For Java Records, simple accessor methods are tested indirectly through other methods that use them.
Using Diffblue Cover
With Cover CLI
To generate tests for a specific record class:
dcover create com.example.model.ProductRecord
To generate tests for your entire project:
dcover create
With Cover Pipeline (CI/CD)
# Example GitHub Actions workflow - name: Generate Tests with Diffblue Cover run: | dcover create --batch git add **/*DiffblueTest.java git commit -m "Update unit tests"
Best Practices: Combining Manual and AI-Generated Tests
| Test Type | Recommended Approach |
|---|---|
equals()/hashCode() contract |
Let Diffblue Cover generate these |
| Basic accessor verification | Covered indirectly by Diffblue Cover |
| Compact constructor validation | Both: Cover for basic paths, manual for edge cases |
| Custom business logic methods | Both: Cover for baseline, manual for domain-specific |
| Serialization/Deserialization | Manual tests for schema evolution scenarios |
| Property-based tests | Manual (jqwik) for exhaustive validation |
Example: Diffblue Cover Output for a Record
Given a record with validation:
public record OrderItem( String productId, int quantity, double unitPrice ) { public OrderItem { if (productId == null || productId.isBlank()) { throw new IllegalArgumentException( "Product ID cannot be null or blank" ); } if (quantity <= 0) { throw new IllegalArgumentException( "Quantity must be positive" ); } if (unitPrice < 0) { throw new IllegalArgumentException( "Unit price cannot be negative" ); } } public double getTotalPrice() { return quantity * unitPrice; } }
Diffblue Cover might generate:
class OrderItemDiffblueTest { @Test void testNewOrderItem() { // Arrange and Act OrderItem item = new OrderItem( "P001", 5, 10.0 ); // Assert assertEquals("P001", item.productId()); assertEquals(5, item.quantity()); assertEquals(10.0, item.unitPrice()); } @Test void testNewOrderItemThrowsException() { // Arrange, Act and Assert assertThrows( IllegalArgumentException.class, () -> new OrderItem(null, 5, 10.0) ); } @Test void testGetTotalPrice() { // Arrange, Act and Assert OrderItem item = new OrderItem( "P001", 5, 10.0 ); assertEquals(50.0, item.getTotalPrice()); } }
Learn More
- What is Diffblue Cover?
- Writing Tests with Cover CLI
- Writing Tests with Cover Plugin
- Cover Pipeline for CI
Conclusion
Throughout this two-part series, we’ve explored the multifaceted landscape of testing Java Records.
Key Takeaways:
- Canonical constructors and field accessors should be tested for basic instantiation and correct value retrieval.

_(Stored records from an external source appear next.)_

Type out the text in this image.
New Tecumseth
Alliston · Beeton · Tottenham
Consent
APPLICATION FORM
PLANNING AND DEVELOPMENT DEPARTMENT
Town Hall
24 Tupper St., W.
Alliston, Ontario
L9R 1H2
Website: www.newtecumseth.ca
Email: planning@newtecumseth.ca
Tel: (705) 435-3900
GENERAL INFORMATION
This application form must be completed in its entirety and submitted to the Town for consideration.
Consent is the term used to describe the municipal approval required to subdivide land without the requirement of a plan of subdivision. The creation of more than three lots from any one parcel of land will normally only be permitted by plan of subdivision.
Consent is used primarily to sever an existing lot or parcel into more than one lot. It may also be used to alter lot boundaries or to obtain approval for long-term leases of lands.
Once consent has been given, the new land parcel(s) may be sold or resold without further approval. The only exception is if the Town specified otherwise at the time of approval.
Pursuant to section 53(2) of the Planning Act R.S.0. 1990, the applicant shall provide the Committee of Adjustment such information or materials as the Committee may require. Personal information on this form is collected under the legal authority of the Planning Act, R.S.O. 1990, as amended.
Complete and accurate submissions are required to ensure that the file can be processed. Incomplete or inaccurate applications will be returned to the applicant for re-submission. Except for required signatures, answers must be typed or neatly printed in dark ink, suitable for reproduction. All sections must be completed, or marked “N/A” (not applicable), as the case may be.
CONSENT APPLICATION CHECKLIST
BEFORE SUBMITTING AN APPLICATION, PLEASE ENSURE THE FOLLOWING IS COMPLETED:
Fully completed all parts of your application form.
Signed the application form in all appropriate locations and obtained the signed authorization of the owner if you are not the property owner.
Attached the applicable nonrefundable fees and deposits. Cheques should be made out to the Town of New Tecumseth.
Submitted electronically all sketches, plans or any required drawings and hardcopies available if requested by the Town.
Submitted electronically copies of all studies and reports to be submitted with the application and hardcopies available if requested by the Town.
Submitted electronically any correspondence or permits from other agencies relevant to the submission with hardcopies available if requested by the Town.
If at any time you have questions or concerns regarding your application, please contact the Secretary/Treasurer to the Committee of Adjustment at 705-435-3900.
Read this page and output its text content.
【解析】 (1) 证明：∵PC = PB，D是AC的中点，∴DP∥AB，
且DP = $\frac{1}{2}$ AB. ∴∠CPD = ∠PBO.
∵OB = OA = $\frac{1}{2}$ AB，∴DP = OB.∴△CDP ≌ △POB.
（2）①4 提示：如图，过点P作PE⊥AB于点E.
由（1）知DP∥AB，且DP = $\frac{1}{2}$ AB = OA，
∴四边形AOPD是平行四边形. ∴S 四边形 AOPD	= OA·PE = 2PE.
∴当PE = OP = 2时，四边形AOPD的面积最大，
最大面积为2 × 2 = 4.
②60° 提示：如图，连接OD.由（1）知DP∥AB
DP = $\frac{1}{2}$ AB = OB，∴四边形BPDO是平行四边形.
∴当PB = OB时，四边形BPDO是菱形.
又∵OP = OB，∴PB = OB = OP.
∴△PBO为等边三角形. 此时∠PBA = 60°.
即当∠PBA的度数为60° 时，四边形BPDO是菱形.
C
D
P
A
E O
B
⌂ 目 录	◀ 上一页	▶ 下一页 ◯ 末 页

- Compact constructors containing custom validation logic require the most thorough testing—covering valid inputs, invalid inputs, and edge cases.
- Custom
equals(),hashCode(), andtoString()implementations, when present, must be tested against their contracts. - Serialization and deserialization testing ensures data integrity across formats.
- Advanced patterns like property-based testing and mocking enhance confidence in complex scenarios.
- AI-powered tools like Diffblue Cover can accelerate test creation while you focus on business logic.
While Java Records offer unparalleled conciseness and inherent immutability, they do not eliminate the need for rigorous testing. Rather, they shift the focus of your testing efforts to bespoke business logic, validation rules, and integration points.
By systematically applying the strategies and best practices outlined in this series, you can confidently ensure the robustness, reliability, and ultimate success of your Java Record implementations.